At 10 p.m. on a recent Saturday night, the Shibuya On Air East club hosts the usual assemblage of punks, skinheads and wannabe models. A hard-core band named Safari is the main act, and tonight they have a guest lead singer: Tadanobu Asano. The shyest man in Japanese film walks onto a stage before 700 screaming fans. He's dressed in a white T shirt, Nike trainers and knee-length pink clamdiggers. The members of Safari are drinking beer and smoking cigarettes; Asano's hauling a bottle of Volvic mineral water. The blast of the first chords sets Asano raging. He doesn't so much dance as self-detonate, limbs flailing, chest twitching, legs bending. It's like the inner demons of every deranged character he's played have come together to rough up his body. He knocks into drums, speakers, drops his mike, picks it up, then throws it to the floor and tosses himself after it for good measure.
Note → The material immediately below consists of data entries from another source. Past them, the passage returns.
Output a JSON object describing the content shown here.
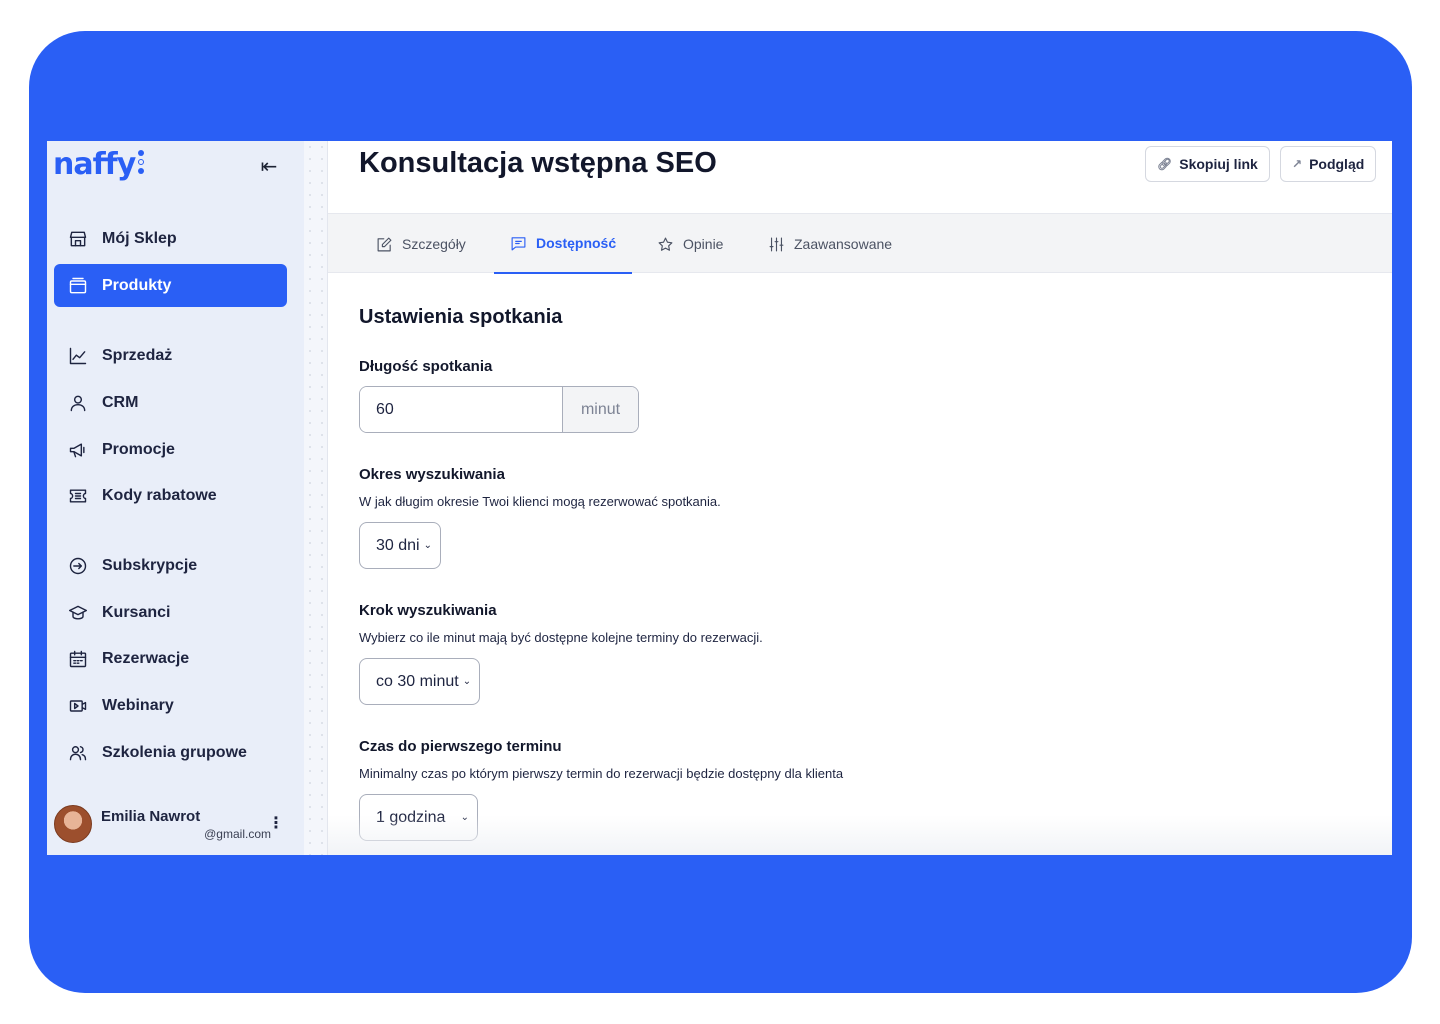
{
  "sidebar": {
    "logo": "naffy",
    "items": [
      {
        "label": "Mój Sklep",
        "icon": "store-icon"
      },
      {
        "label": "Produkty",
        "icon": "folder-icon",
        "active": true
      },
      {
        "label": "Sprzedaż",
        "icon": "chart-line-icon"
      },
      {
        "label": "CRM",
        "icon": "user-icon"
      },
      {
        "label": "Promocje",
        "icon": "megaphone-icon"
      },
      {
        "label": "Kody rabatowe",
        "icon": "ticket-icon"
      },
      {
        "label": "Subskrypcje",
        "icon": "subscription-icon"
      },
      {
        "label": "Kursanci",
        "icon": "graduation-cap-icon"
      },
      {
        "label": "Rezerwacje",
        "icon": "calendar-icon"
      },
      {
        "label": "Webinary",
        "icon": "video-icon"
      },
      {
        "label": "Szkolenia grupowe",
        "icon": "users-icon"
      }
    ],
    "user": {
      "name": "Emilia Nawrot",
      "email": "@gmail.com"
    }
  },
  "header": {
    "title": "Konsultacja wstępna SEO",
    "copy_link": "Skopiuj link",
    "preview": "Podgląd"
  },
  "tabs": [
    {
      "label": "Szczegóły",
      "icon": "edit-icon"
    },
    {
      "label": "Dostępność",
      "icon": "message-icon",
      "active": true
    },
    {
      "label": "Opinie",
      "icon": "star-icon"
    },
    {
      "label": "Zaawansowane",
      "icon": "sliders-icon"
    }
  ],
  "form": {
    "section_title": "Ustawienia spotkania",
    "duration": {
      "label": "Długość spotkania",
      "value": "60",
      "suffix": "minut"
    },
    "period": {
      "label": "Okres wyszukiwania",
      "description": "W jak długim okresie Twoi klienci mogą rezerwować spotkania.",
      "value": "30 dni"
    },
    "step": {
      "label": "Krok wyszukiwania",
      "description": "Wybierz co ile minut mają być dostępne kolejne terminy do rezerwacji.",
      "value": "co 30 minut"
    },
    "lead_time": {
      "label": "Czas do pierwszego terminu",
      "description": "Minimalny czas po którym pierwszy termin do rezerwacji będzie dostępny dla klienta",
      "value": "1 godzina"
    }
  },
  "colors": {
    "brand": "#2a5ff5",
    "sidebar_bg": "#e9eef9"
  }
}
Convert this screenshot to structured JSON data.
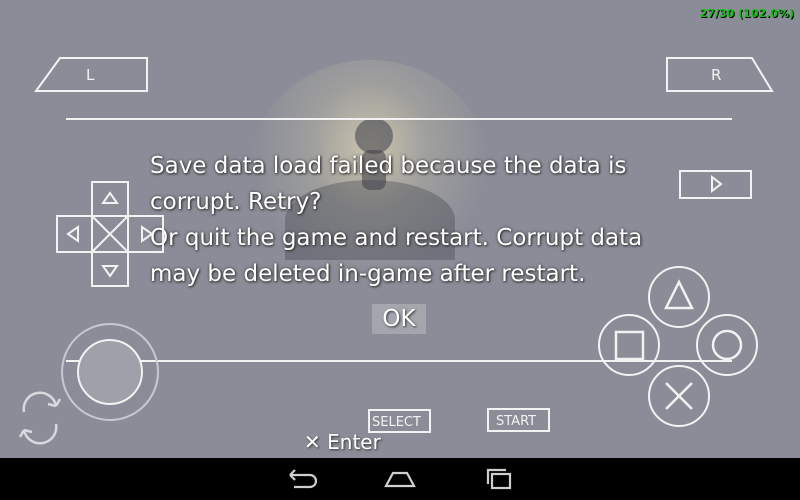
{
  "status": {
    "fps": "27/30 (102.0%)"
  },
  "controls": {
    "l_label": "L",
    "r_label": "R",
    "select_label": "SELECT",
    "start_label": "START"
  },
  "dialog": {
    "message": "Save data load failed because the data is\ncorrupt. Retry?\nOr quit the game and restart. Corrupt data\nmay be deleted in-game after restart.",
    "ok_label": "OK"
  },
  "hint": {
    "enter_label": "Enter"
  },
  "colors": {
    "fps": "#10c010",
    "overlay": "#f2f2f2",
    "background": "#8a8d98"
  }
}
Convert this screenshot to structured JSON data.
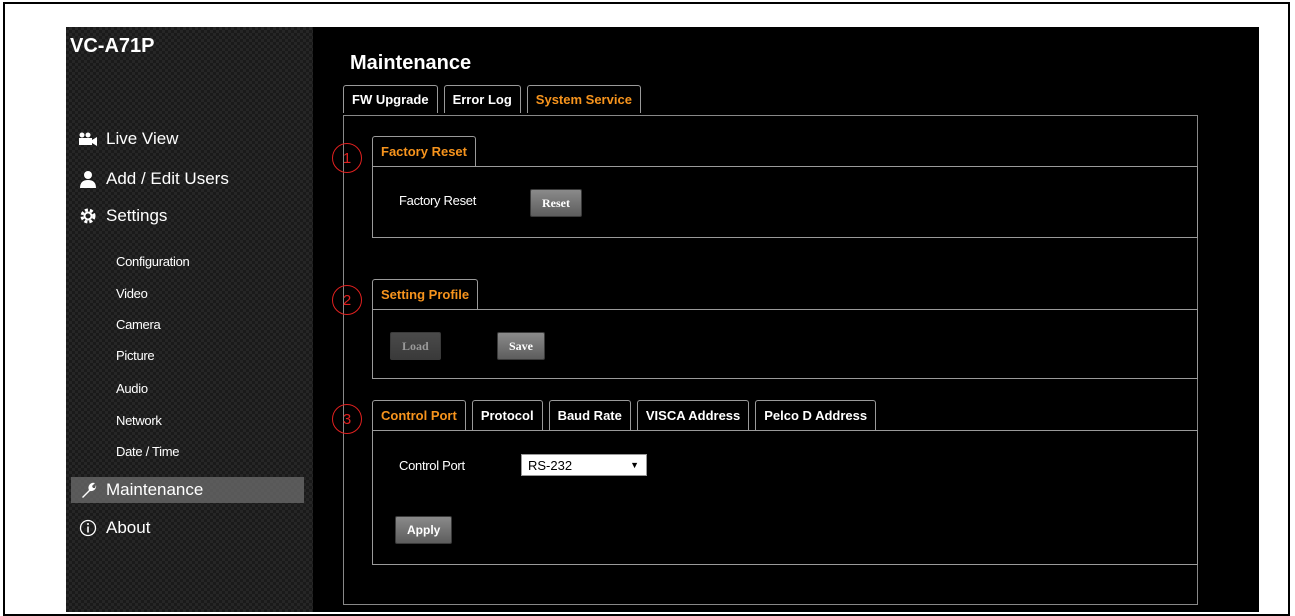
{
  "app": {
    "brand": "VC-A71P"
  },
  "sidebar": {
    "items": [
      {
        "label": "Live View",
        "icon": "camera-icon"
      },
      {
        "label": "Add / Edit Users",
        "icon": "user-icon"
      },
      {
        "label": "Settings",
        "icon": "gear-icon"
      }
    ],
    "subitems": [
      "Configuration",
      "Video",
      "Camera",
      "Picture",
      "Audio",
      "Network",
      "Date / Time"
    ],
    "maintenance": {
      "label": "Maintenance",
      "icon": "wrench-icon"
    },
    "about": {
      "label": "About",
      "icon": "info-icon"
    }
  },
  "main": {
    "title": "Maintenance",
    "tabs": [
      {
        "label": "FW Upgrade",
        "active": false
      },
      {
        "label": "Error Log",
        "active": false
      },
      {
        "label": "System Service",
        "active": true
      }
    ]
  },
  "factory_reset": {
    "tab": "Factory Reset",
    "label": "Factory Reset",
    "button": "Reset",
    "marker": "1"
  },
  "setting_profile": {
    "tab": "Setting Profile",
    "load_button": "Load",
    "save_button": "Save",
    "marker": "2"
  },
  "control": {
    "marker": "3",
    "tabs": [
      {
        "label": "Control Port",
        "active": true
      },
      {
        "label": "Protocol",
        "active": false
      },
      {
        "label": "Baud Rate",
        "active": false
      },
      {
        "label": "VISCA Address",
        "active": false
      },
      {
        "label": "Pelco D Address",
        "active": false
      }
    ],
    "field_label": "Control Port",
    "select_value": "RS-232",
    "apply_button": "Apply"
  },
  "colors": {
    "accent": "#f7941d",
    "marker": "#e0201f"
  }
}
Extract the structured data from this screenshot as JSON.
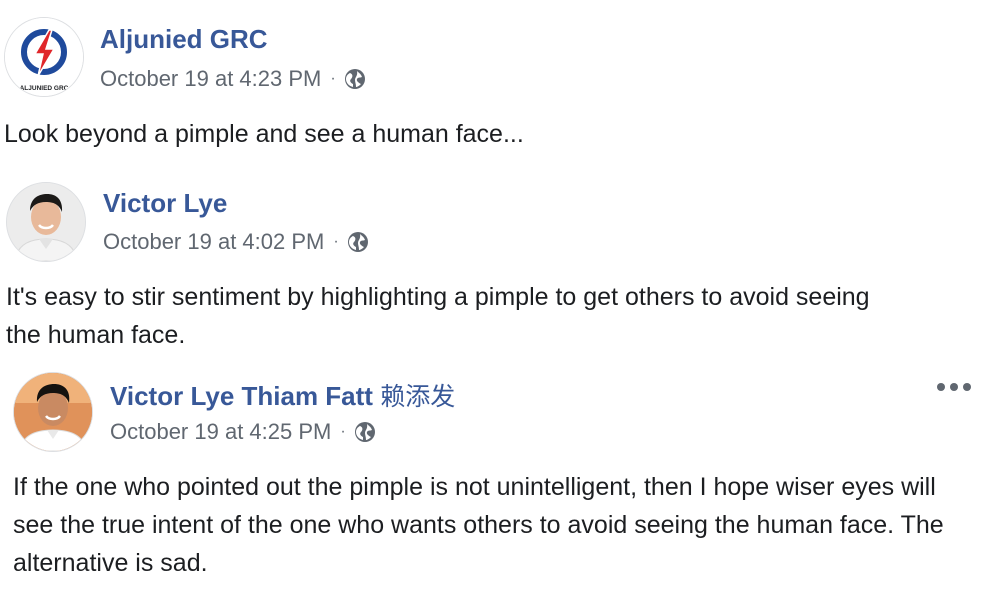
{
  "posts": [
    {
      "author": "Aljunied GRC",
      "timestamp": "October 19 at 4:23 PM",
      "separator": "·",
      "privacy_icon": "globe-icon",
      "avatar_text": "ALJUNIED GRC",
      "text": "Look beyond a pimple and see a human face..."
    },
    {
      "author": "Victor Lye",
      "timestamp": "October 19 at 4:02 PM",
      "separator": "·",
      "privacy_icon": "globe-icon",
      "text": "It's easy to stir sentiment by highlighting a pimple to get others to avoid seeing the human face."
    },
    {
      "author": "Victor Lye Thiam Fatt",
      "author_suffix": "赖添发",
      "timestamp": "October 19 at 4:25 PM",
      "separator": "·",
      "privacy_icon": "globe-icon",
      "more_icon": "more-options-icon",
      "text": "If the one who pointed out the pimple is not unintelligent, then I hope wiser eyes will see the true intent of the one who wants others to avoid seeing the human face. The alternative is sad."
    }
  ],
  "colors": {
    "author_link": "#385898",
    "meta_text": "#606770",
    "body_text": "#1c1e21",
    "party_blue": "#1f4a9c",
    "party_red": "#e0262a"
  }
}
It's a striking change from his on-screen persona. The cool kid has become the class crazy, shouting nonsensical lyrics in a violent, machine-gun staccato. This is an act too, of course. This Chinese box idea of his aping a punk rocker excites Asano: "What if I'm an actor playing a musician?" he asks later. He's even adopted a different stage name for his solo music career. When he's onstage in apoplexy, he's no longer Tadanobu; he's Bunodata—a reverse scramble of the syllables in his name.

Despite his musical ambitions, Asano's persona as a rock star will unlikely match his success as an actor. And he seems determined to keep it that way—his latest composition is a decidedly uncommercial 60-minute song entitled Ants Being Trod On by People, which Asano hopes to turn into a video that will be his directorial debut. It's as if he relishes the anonymity of his feckless musical career. Up there, onstage, he doesn't have to be afraid of success or fame or becoming commodified and packaged and turned into yet another pop idol. He's up there, singing his heart out, trying his absolute hardest, just like those junior thespians he so despised at his first audition. It's as if he wants you to like him, and that's why you don't—not as a singer at least.

Asano is at his best when he doesn't care what you think. That's what makes him a joy to behold. But the inevitable next evolution of his celebrity means the whole world will be watching him. And how can he remain indifferent to that? He's on the brink of that sort of fame now; it's just a question of whether or not to jump.